Après le décès de Jacques Chirac: Rappel à l'actuel Président français

L'occasion pour M. Macron de prendre un peu de hauteur et de tenter de redorer un peu le blason de la France et, accessoirement, de l'Europe, dont il se veut le 'chef'.

En cette période qui suit le décès de Jacques Chirac, et au cours de laquelle les commentaires hagiographiques et apologétiques prendront le pas sur tous les autres sujets et gonfleront les rentrées publicitaires des médias, peut-être que l’actuel président de la République ferait bien de relire ce que Jacques Chirac avait dit à propos de la guerre d’Irak (dont tout le monde connaît, mais oublie, le résultat tragique), alors que le président étatsunien se prépare à refaire le même coup pendable en Iran, et que M. Macron est prêt à le suivre, tout comme il l’a docilement suivi en Syrie, encore une fois pour le résultat que l’on connaît ! 

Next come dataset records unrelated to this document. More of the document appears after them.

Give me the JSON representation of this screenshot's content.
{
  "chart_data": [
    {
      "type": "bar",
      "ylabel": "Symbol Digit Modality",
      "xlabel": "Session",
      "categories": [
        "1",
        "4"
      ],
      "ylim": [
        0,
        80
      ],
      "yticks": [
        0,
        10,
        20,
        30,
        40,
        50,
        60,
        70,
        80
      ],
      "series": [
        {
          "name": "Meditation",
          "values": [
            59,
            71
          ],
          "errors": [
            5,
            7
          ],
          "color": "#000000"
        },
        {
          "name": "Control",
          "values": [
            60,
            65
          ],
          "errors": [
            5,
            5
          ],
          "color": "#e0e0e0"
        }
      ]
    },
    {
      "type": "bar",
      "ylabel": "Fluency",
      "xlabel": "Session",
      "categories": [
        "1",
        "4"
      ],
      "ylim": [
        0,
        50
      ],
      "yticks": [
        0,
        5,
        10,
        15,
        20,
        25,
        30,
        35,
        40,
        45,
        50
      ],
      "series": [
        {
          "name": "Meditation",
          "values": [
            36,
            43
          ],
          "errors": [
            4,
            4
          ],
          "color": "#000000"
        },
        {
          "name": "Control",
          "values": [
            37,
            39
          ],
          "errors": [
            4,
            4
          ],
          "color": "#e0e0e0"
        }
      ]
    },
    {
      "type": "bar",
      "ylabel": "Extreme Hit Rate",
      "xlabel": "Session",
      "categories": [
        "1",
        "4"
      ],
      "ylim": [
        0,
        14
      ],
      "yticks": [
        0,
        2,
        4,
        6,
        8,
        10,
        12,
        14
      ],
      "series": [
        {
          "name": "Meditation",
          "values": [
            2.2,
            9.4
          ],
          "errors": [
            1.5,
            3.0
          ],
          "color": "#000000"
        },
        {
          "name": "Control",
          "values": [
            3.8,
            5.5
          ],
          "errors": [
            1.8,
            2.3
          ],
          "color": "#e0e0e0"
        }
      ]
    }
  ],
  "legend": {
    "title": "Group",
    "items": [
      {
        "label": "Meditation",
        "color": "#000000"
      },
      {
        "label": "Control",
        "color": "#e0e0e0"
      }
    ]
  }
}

Le 18 mars 2003, M. Chirac déclarait : "L'Irak ne représente pas aujourd'hui une menace immédiate telle qu'elle justifie une guerre immédiate. La France en appelle à la responsabilité de chacun pour que la légalité internationale soit respectée (...). S'affranchir de la légitimité des Nations Unies, privilégier la force sur le droit, ce serait prendre une lourde responsabilité".

Il suffirait à M. Macron de remplacer Irak par Iran et d’arrêter de mentir aux Français sur un sujet aussi grave. Sur ce point, c'est le seul de ses prédécesseurs que M. Macron devrait émuler.

Il convient quand même de rappeler que Jacques Chirac ne faisait que ‘rattraper’ sa monumentale et révélatrice bourde d’avril 2002, lorsqu’il avait félicité l’auteur d’une tentative de coup d’État contre Hugo Chavez au Venezuela, avant d’apprendre que ledit coup d’État avait échoué. Ce serait aussi l’occasion de rafraîchir la mémoire des Français…

Et il appartient aux citoyens français de faire savoir au Président que cette fois ça suffit.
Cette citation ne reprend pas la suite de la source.